Face à l’ampleur de la crise, les autorités tunisiennes ont sollicité un soutien international. Un avion bombardier d’eau italien ainsi que deux appareils algériens participent aux opérations. Le colonel-major de la Protection civile, Seif Eddine Dekhlaoui, a indiqué que des progrès significatifs avaient été réalisés, tout en précisant que les flammes demeuraient actives sur plusieurs fronts. Il s’est montré optimiste quant à une amélioration de la situation grâce à une baisse attendue des vents.

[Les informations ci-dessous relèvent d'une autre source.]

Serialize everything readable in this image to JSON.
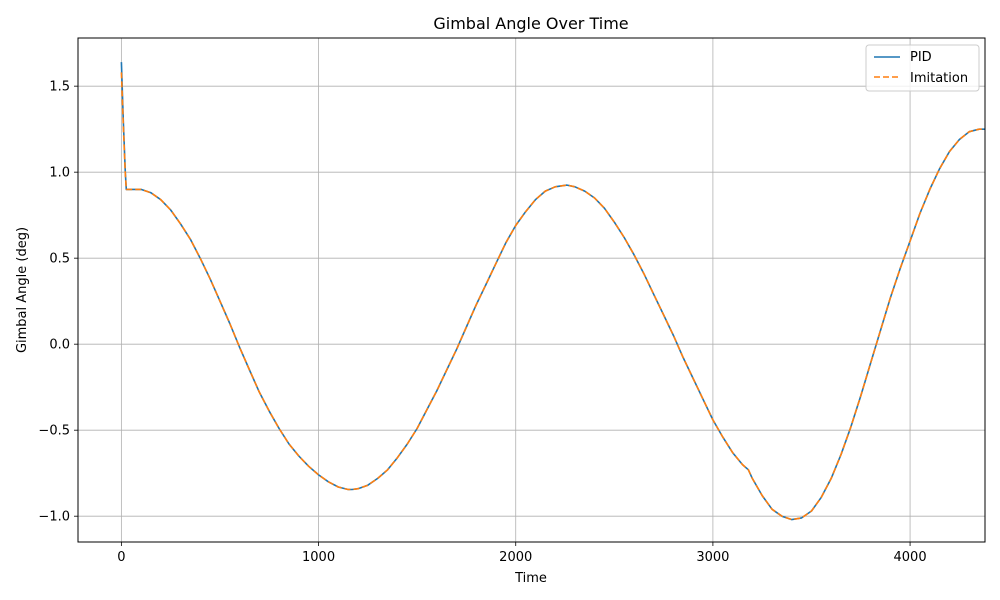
{
  "chart_data": {
    "type": "line",
    "title": "Gimbal Angle Over Time",
    "xlabel": "Time",
    "ylabel": "Gimbal Angle (deg)",
    "xlim": [
      -220,
      4380
    ],
    "ylim": [
      -1.15,
      1.78
    ],
    "grid": true,
    "legend_position": "top-right",
    "x_ticks": [
      {
        "value": 0,
        "label": "0"
      },
      {
        "value": 1000,
        "label": "1000"
      },
      {
        "value": 2000,
        "label": "2000"
      },
      {
        "value": 3000,
        "label": "3000"
      },
      {
        "value": 4000,
        "label": "4000"
      }
    ],
    "y_ticks": [
      {
        "value": -1.0,
        "label": "−1.0"
      },
      {
        "value": -0.5,
        "label": "−0.5"
      },
      {
        "value": 0.0,
        "label": "0.0"
      },
      {
        "value": 0.5,
        "label": "0.5"
      },
      {
        "value": 1.0,
        "label": "1.0"
      },
      {
        "value": 1.5,
        "label": "1.5"
      }
    ],
    "series": [
      {
        "name": "PID",
        "color": "#1f77b4",
        "style": "solid",
        "x": [
          0,
          10,
          20,
          25,
          60,
          100,
          150,
          200,
          250,
          300,
          350,
          400,
          450,
          500,
          550,
          600,
          650,
          700,
          750,
          800,
          850,
          900,
          950,
          1000,
          1050,
          1100,
          1150,
          1170,
          1200,
          1250,
          1300,
          1350,
          1400,
          1450,
          1500,
          1550,
          1600,
          1650,
          1700,
          1750,
          1800,
          1850,
          1900,
          1950,
          2000,
          2050,
          2100,
          2150,
          2200,
          2260,
          2300,
          2350,
          2400,
          2450,
          2500,
          2550,
          2600,
          2650,
          2700,
          2750,
          2800,
          2850,
          2900,
          2950,
          3000,
          3050,
          3100,
          3150,
          3180,
          3200,
          3250,
          3300,
          3350,
          3400,
          3450,
          3500,
          3550,
          3600,
          3650,
          3700,
          3750,
          3800,
          3850,
          3900,
          3950,
          4000,
          4050,
          4100,
          4150,
          4200,
          4250,
          4300,
          4350,
          4380
        ],
        "y": [
          1.64,
          1.3,
          1.0,
          0.9,
          0.9,
          0.9,
          0.88,
          0.84,
          0.78,
          0.7,
          0.61,
          0.5,
          0.38,
          0.25,
          0.12,
          -0.02,
          -0.15,
          -0.28,
          -0.39,
          -0.49,
          -0.58,
          -0.65,
          -0.71,
          -0.76,
          -0.8,
          -0.83,
          -0.845,
          -0.845,
          -0.84,
          -0.82,
          -0.78,
          -0.73,
          -0.66,
          -0.58,
          -0.49,
          -0.38,
          -0.27,
          -0.15,
          -0.03,
          0.1,
          0.23,
          0.35,
          0.47,
          0.59,
          0.69,
          0.77,
          0.84,
          0.89,
          0.915,
          0.925,
          0.915,
          0.89,
          0.85,
          0.79,
          0.71,
          0.62,
          0.52,
          0.41,
          0.29,
          0.17,
          0.05,
          -0.08,
          -0.2,
          -0.32,
          -0.44,
          -0.54,
          -0.63,
          -0.7,
          -0.73,
          -0.78,
          -0.88,
          -0.96,
          -1.0,
          -1.02,
          -1.01,
          -0.97,
          -0.89,
          -0.78,
          -0.64,
          -0.48,
          -0.3,
          -0.11,
          0.08,
          0.27,
          0.44,
          0.6,
          0.76,
          0.9,
          1.02,
          1.12,
          1.19,
          1.235,
          1.25,
          1.25
        ]
      },
      {
        "name": "Imitation",
        "color": "#ff7f0e",
        "style": "dashed",
        "x": [
          0,
          10,
          20,
          25,
          60,
          100,
          150,
          200,
          250,
          300,
          350,
          400,
          450,
          500,
          550,
          600,
          650,
          700,
          750,
          800,
          850,
          900,
          950,
          1000,
          1050,
          1100,
          1150,
          1170,
          1200,
          1250,
          1300,
          1350,
          1400,
          1450,
          1500,
          1550,
          1600,
          1650,
          1700,
          1750,
          1800,
          1850,
          1900,
          1950,
          2000,
          2050,
          2100,
          2150,
          2200,
          2260,
          2300,
          2350,
          2400,
          2450,
          2500,
          2550,
          2600,
          2650,
          2700,
          2750,
          2800,
          2850,
          2900,
          2950,
          3000,
          3050,
          3100,
          3150,
          3180,
          3200,
          3250,
          3300,
          3350,
          3400,
          3450,
          3500,
          3550,
          3600,
          3650,
          3700,
          3750,
          3800,
          3850,
          3900,
          3950,
          4000,
          4050,
          4100,
          4150,
          4200,
          4250,
          4300,
          4350,
          4380
        ],
        "y": [
          1.58,
          1.27,
          0.99,
          0.9,
          0.9,
          0.9,
          0.88,
          0.84,
          0.78,
          0.7,
          0.61,
          0.5,
          0.38,
          0.25,
          0.12,
          -0.02,
          -0.15,
          -0.28,
          -0.39,
          -0.49,
          -0.58,
          -0.65,
          -0.71,
          -0.76,
          -0.8,
          -0.83,
          -0.845,
          -0.845,
          -0.84,
          -0.82,
          -0.78,
          -0.73,
          -0.66,
          -0.58,
          -0.49,
          -0.38,
          -0.27,
          -0.15,
          -0.03,
          0.1,
          0.23,
          0.35,
          0.47,
          0.59,
          0.69,
          0.77,
          0.84,
          0.89,
          0.915,
          0.925,
          0.915,
          0.89,
          0.85,
          0.79,
          0.71,
          0.62,
          0.52,
          0.41,
          0.29,
          0.17,
          0.05,
          -0.08,
          -0.2,
          -0.32,
          -0.44,
          -0.54,
          -0.63,
          -0.7,
          -0.73,
          -0.78,
          -0.88,
          -0.96,
          -1.0,
          -1.02,
          -1.01,
          -0.97,
          -0.89,
          -0.78,
          -0.64,
          -0.48,
          -0.3,
          -0.11,
          0.08,
          0.27,
          0.44,
          0.6,
          0.76,
          0.9,
          1.02,
          1.12,
          1.19,
          1.235,
          1.25,
          1.25
        ]
      }
    ]
  }
}
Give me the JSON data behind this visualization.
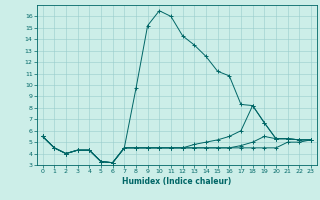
{
  "xlabel": "Humidex (Indice chaleur)",
  "background_color": "#cceee8",
  "grid_color": "#99cccc",
  "line_color": "#006666",
  "xlim": [
    -0.5,
    23.5
  ],
  "ylim": [
    3,
    17
  ],
  "xticks": [
    0,
    1,
    2,
    3,
    4,
    5,
    6,
    7,
    8,
    9,
    10,
    11,
    12,
    13,
    14,
    15,
    16,
    17,
    18,
    19,
    20,
    21,
    22,
    23
  ],
  "yticks": [
    3,
    4,
    5,
    6,
    7,
    8,
    9,
    10,
    11,
    12,
    13,
    14,
    15,
    16
  ],
  "series": [
    {
      "x": [
        0,
        1,
        2,
        3,
        4,
        5,
        6,
        7,
        8,
        9,
        10,
        11,
        12,
        13,
        14,
        15,
        16,
        17,
        18,
        19,
        20,
        21,
        22,
        23
      ],
      "y": [
        5.5,
        4.5,
        4.0,
        4.3,
        4.3,
        3.3,
        3.2,
        4.5,
        9.7,
        15.2,
        16.5,
        16.0,
        14.3,
        13.5,
        12.5,
        11.2,
        10.8,
        8.3,
        8.2,
        6.7,
        5.3,
        5.3,
        5.2,
        5.2
      ]
    },
    {
      "x": [
        0,
        1,
        2,
        3,
        4,
        5,
        6,
        7,
        8,
        9,
        10,
        11,
        12,
        13,
        14,
        15,
        16,
        17,
        18,
        19,
        20,
        21,
        22,
        23
      ],
      "y": [
        5.5,
        4.5,
        4.0,
        4.3,
        4.3,
        3.3,
        3.2,
        4.5,
        4.5,
        4.5,
        4.5,
        4.5,
        4.5,
        4.8,
        5.0,
        5.2,
        5.5,
        6.0,
        8.2,
        6.7,
        5.3,
        5.3,
        5.2,
        5.2
      ]
    },
    {
      "x": [
        0,
        1,
        2,
        3,
        4,
        5,
        6,
        7,
        8,
        9,
        10,
        11,
        12,
        13,
        14,
        15,
        16,
        17,
        18,
        19,
        20,
        21,
        22,
        23
      ],
      "y": [
        5.5,
        4.5,
        4.0,
        4.3,
        4.3,
        3.3,
        3.2,
        4.5,
        4.5,
        4.5,
        4.5,
        4.5,
        4.5,
        4.5,
        4.5,
        4.5,
        4.5,
        4.7,
        5.0,
        5.5,
        5.3,
        5.3,
        5.2,
        5.2
      ]
    },
    {
      "x": [
        0,
        1,
        2,
        3,
        4,
        5,
        6,
        7,
        8,
        9,
        10,
        11,
        12,
        13,
        14,
        15,
        16,
        17,
        18,
        19,
        20,
        21,
        22,
        23
      ],
      "y": [
        5.5,
        4.5,
        4.0,
        4.3,
        4.3,
        3.3,
        3.2,
        4.5,
        4.5,
        4.5,
        4.5,
        4.5,
        4.5,
        4.5,
        4.5,
        4.5,
        4.5,
        4.5,
        4.5,
        4.5,
        4.5,
        5.0,
        5.0,
        5.2
      ]
    }
  ]
}
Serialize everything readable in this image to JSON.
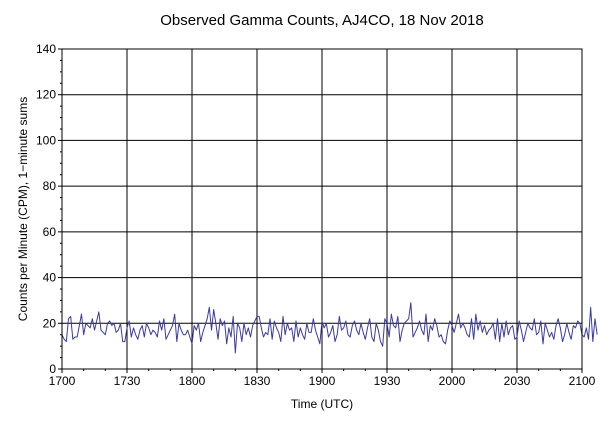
{
  "chart_data": {
    "type": "line",
    "title": "Observed Gamma Counts, AJ4CO, 18 Nov 2018",
    "xlabel": "Time (UTC)",
    "ylabel": "Counts per Minute (CPM), 1−minute sums",
    "x_tick_labels": [
      "1700",
      "1730",
      "1800",
      "1830",
      "1900",
      "1930",
      "2000",
      "2030",
      "2100"
    ],
    "x_tick_minutes": [
      0,
      30,
      60,
      90,
      120,
      150,
      180,
      210,
      240
    ],
    "y_tick_labels": [
      "0",
      "20",
      "40",
      "60",
      "80",
      "100",
      "120",
      "140"
    ],
    "y_ticks": [
      0,
      20,
      40,
      60,
      80,
      100,
      120,
      140
    ],
    "xlim": [
      "1700",
      "2100"
    ],
    "ylim": [
      0,
      140
    ],
    "grid": true,
    "series": [
      {
        "color": "#3a3aa0",
        "x_start": "1700",
        "x_step_minutes": 1,
        "values": [
          15,
          13,
          12,
          22,
          23,
          13,
          14,
          14,
          19,
          24,
          15,
          20,
          19,
          18,
          22,
          17,
          21,
          25,
          17,
          16,
          15,
          20,
          21,
          19,
          20,
          16,
          17,
          20,
          12,
          12,
          18,
          21,
          14,
          18,
          15,
          13,
          17,
          19,
          14,
          20,
          18,
          15,
          17,
          16,
          14,
          21,
          17,
          22,
          13,
          15,
          17,
          19,
          24,
          12,
          20,
          17,
          15,
          15,
          17,
          14,
          11,
          19,
          17,
          20,
          12,
          16,
          19,
          22,
          27,
          17,
          26,
          20,
          13,
          22,
          19,
          21,
          11,
          18,
          14,
          23,
          7,
          20,
          18,
          12,
          20,
          15,
          18,
          14,
          19,
          21,
          23,
          23,
          18,
          14,
          16,
          15,
          22,
          13,
          21,
          18,
          16,
          12,
          23,
          15,
          20,
          17,
          18,
          12,
          21,
          14,
          18,
          15,
          13,
          20,
          16,
          16,
          22,
          17,
          14,
          11,
          21,
          18,
          20,
          14,
          16,
          19,
          12,
          15,
          23,
          17,
          18,
          21,
          15,
          14,
          19,
          21,
          17,
          15,
          20,
          16,
          13,
          18,
          22,
          14,
          12,
          20,
          17,
          12,
          10,
          22,
          20,
          14,
          24,
          19,
          18,
          23,
          12,
          17,
          20,
          21,
          22,
          29,
          14,
          16,
          18,
          21,
          17,
          15,
          24,
          12,
          19,
          17,
          22,
          19,
          14,
          15,
          12,
          11,
          17,
          21,
          19,
          16,
          20,
          24,
          18,
          20,
          18,
          15,
          14,
          22,
          13,
          24,
          17,
          21,
          16,
          19,
          15,
          17,
          18,
          20,
          13,
          22,
          12,
          20,
          14,
          21,
          15,
          18,
          19,
          13,
          14,
          21,
          17,
          12,
          16,
          20,
          18,
          17,
          22,
          15,
          16,
          21,
          11,
          20,
          17,
          14,
          16,
          13,
          19,
          22,
          18,
          12,
          15,
          20,
          16,
          13,
          19,
          18,
          21,
          20,
          15,
          14,
          18,
          13,
          27,
          12,
          22,
          15
        ]
      }
    ]
  }
}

D’après la Direction générale des forêts, environ 4 400 hectares de forêts ont été détruits entre le 1er mai et le 23 juillet 2026, contre 2 705 hectares sur la même période en 2025. Les autorités attribuent cette hausse à la combinaison de la chaleur extrême, de la négligence humaine et d’actes criminels présumés, dans un contexte où les épisodes météorologiques extrêmes se multiplient.